Selain itu, mendung terus-menerus hingga sore sehingga kami tak bisa mendapatkan sunset dan langsung pulang sebelum matahari tenggelam. Kami pun tak masalah karena kami sejujurnya sudah kedinginan jika tak nyemplung ke air.

image

Oiya, berbicara soal koral atau terumbu karangnya, saya suka sekali! Sangat berwarna, dari warna biru hingga ada yang merah muda. Beragam ikan juga tak takut pada manusia sehingga kami serasa berenang ditemani mereka.

image

Malam hari, saya dan Titum pergi ke Alun-alun. Di sana kami memesan seafood yang harganya murah sekali, yaitu cumi saus tiram Rp 25 ribu dan ikan kerapu bakar dengan harga yang sama. Ya ampun, murah dan enak….. meski agak gerimis, kami tetap mekan di tengah lapangan yang memang sudah disediakan tikar dan meja.

image

Selain itu, di pinggiran ada penjual oelh-oleh bertebaran dimana kebanyakan menjual pakaian. Saya pun membeli beberapa makan ringan, yaitu pastel kecil isi abon ikan dan kerupuk ikan asin dengan masing-masing harga Rp 10 ribu. Lumayan, oleh-oleh buat anak kantor.

Esoknya, kami hanya bermalas-malasan karena badan sudah sakit semua. Kami sarapan dan mainan papan panah bulat (malas mencaritahu nama permainannya) dan bermain catur dengan pemilik hostel. Sambil menunggu kepastian bagaimana kami nanti pulangnya karena tiket kapal masih dicari hehehe.

Karena kapal berangkat pukul 12 siang, kami berangkat satu jam sebelumnya. Ternyata cukup ramai karena berbarengan dengan kapal yang baru sampai. Setelah sempat dibuat jantungan karena tiket juga penuh, kami akhirnya bisa naik kapal, lagi-lagi dengan biaya tambahan.

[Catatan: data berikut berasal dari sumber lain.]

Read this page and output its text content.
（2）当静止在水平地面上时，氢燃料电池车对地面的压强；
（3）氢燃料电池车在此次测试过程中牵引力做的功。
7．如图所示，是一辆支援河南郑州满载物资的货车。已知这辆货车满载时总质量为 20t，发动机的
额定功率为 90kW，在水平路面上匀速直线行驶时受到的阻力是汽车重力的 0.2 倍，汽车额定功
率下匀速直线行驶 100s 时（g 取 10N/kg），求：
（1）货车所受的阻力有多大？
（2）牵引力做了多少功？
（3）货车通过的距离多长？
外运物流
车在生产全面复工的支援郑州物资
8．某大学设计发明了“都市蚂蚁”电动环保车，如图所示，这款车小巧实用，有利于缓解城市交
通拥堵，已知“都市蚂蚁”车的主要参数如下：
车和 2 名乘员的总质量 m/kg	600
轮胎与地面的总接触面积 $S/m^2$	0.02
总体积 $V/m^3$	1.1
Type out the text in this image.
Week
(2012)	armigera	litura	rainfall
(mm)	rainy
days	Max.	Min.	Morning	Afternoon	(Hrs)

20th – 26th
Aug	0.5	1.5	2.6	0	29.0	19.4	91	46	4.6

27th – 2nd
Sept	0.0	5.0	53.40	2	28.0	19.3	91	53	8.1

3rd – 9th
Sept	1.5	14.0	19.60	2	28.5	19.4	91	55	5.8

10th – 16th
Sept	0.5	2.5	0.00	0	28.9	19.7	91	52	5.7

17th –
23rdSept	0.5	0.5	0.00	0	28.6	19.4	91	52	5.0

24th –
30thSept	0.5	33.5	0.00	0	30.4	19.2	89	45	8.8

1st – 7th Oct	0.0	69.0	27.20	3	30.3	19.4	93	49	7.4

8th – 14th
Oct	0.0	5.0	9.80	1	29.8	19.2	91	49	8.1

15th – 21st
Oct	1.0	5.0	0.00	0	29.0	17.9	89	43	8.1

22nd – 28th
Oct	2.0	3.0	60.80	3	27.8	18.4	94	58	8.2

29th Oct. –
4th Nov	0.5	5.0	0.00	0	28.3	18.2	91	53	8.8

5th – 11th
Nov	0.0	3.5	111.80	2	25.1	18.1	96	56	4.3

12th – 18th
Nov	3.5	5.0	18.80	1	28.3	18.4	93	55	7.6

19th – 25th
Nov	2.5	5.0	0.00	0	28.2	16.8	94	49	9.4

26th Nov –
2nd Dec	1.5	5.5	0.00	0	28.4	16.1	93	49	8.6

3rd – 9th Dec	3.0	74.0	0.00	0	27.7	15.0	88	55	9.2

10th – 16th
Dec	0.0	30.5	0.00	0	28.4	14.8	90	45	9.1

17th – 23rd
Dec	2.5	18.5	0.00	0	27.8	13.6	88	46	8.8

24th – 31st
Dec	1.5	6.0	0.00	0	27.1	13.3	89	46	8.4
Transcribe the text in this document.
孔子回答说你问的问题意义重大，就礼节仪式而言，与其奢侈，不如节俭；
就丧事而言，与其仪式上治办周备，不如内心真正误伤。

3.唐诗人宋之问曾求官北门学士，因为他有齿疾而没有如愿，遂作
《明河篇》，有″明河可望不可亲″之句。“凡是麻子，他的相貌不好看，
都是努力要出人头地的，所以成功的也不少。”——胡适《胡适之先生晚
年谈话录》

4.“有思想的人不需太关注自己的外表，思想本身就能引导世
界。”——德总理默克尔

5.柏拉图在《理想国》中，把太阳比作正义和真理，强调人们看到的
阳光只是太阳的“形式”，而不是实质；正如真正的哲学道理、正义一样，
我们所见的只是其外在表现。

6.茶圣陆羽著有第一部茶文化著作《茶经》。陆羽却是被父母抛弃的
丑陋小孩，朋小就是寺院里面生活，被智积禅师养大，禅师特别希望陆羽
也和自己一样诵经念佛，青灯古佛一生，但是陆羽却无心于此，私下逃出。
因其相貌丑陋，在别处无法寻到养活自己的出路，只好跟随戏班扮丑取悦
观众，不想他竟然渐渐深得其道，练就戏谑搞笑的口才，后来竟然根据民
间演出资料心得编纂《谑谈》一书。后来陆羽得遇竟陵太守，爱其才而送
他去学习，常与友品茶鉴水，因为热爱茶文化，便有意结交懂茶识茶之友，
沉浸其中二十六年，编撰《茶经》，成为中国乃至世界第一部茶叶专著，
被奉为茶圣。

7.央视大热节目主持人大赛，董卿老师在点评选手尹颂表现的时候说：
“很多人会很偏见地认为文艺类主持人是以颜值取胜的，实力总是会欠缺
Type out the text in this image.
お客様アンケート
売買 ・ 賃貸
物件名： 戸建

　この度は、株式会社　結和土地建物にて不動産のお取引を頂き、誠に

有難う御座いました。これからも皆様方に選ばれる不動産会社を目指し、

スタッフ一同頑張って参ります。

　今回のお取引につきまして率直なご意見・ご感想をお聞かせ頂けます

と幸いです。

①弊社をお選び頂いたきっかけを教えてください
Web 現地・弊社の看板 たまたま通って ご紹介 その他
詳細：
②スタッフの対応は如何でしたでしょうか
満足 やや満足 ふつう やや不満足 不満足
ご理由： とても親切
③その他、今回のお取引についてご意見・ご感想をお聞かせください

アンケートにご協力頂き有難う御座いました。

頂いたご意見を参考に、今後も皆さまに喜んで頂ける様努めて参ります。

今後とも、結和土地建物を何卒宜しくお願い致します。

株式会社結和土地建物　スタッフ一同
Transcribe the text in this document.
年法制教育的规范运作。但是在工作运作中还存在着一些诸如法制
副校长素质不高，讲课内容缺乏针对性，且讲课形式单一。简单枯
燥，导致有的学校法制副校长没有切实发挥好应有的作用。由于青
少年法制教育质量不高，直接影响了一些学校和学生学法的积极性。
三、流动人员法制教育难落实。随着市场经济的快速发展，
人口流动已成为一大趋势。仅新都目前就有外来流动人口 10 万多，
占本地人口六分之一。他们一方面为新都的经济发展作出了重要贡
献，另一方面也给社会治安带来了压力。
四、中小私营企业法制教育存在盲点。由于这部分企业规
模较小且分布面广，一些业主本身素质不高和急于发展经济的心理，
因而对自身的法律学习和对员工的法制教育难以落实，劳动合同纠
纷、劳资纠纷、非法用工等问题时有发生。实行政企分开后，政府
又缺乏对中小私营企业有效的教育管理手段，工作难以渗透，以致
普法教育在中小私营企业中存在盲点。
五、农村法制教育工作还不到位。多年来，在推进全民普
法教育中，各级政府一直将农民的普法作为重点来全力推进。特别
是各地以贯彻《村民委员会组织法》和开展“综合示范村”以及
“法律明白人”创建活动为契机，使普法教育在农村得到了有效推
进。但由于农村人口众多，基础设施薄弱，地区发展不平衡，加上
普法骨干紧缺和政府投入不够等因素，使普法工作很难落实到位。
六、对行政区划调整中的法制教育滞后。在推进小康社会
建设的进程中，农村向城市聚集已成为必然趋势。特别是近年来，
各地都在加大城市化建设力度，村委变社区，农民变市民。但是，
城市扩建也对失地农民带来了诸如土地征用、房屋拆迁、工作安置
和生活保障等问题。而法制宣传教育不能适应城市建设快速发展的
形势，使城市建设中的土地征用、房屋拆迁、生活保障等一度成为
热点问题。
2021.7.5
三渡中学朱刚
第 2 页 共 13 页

Setelah jantungan jilid 1, kami lagi-lagi harus jantungan lanjutan karena travel yang kami pesan lama banget datangnya! Sampai harus ditelepon berulang kali, bilangnya pukul 3 sore dijemput, eh malah satu jam ngaret! Padahal kereta kami meluncur pukul 18.40. Udah ga bisa diungkapkan lagi gimana perasaan kalao ketinggalan, mana macet pula. Tapi, by the grace of God, kami sampai sekitar 10 menit sebelum berangkat. Fiuh! Begitu di kereta, kami langsung tenang adem tentram….

Ya, begitulah perjalanan wisata pertama saya dengan sahabat sejak SMA Titum yang sebar dilakuin sendiri. Emang capek sih, tapi banyak pengalaman seru yang didapat dan ga sabar untuk merencanakan liburan-liburan lain dengan orang-orang yang bisa diandalkan di setiap saat!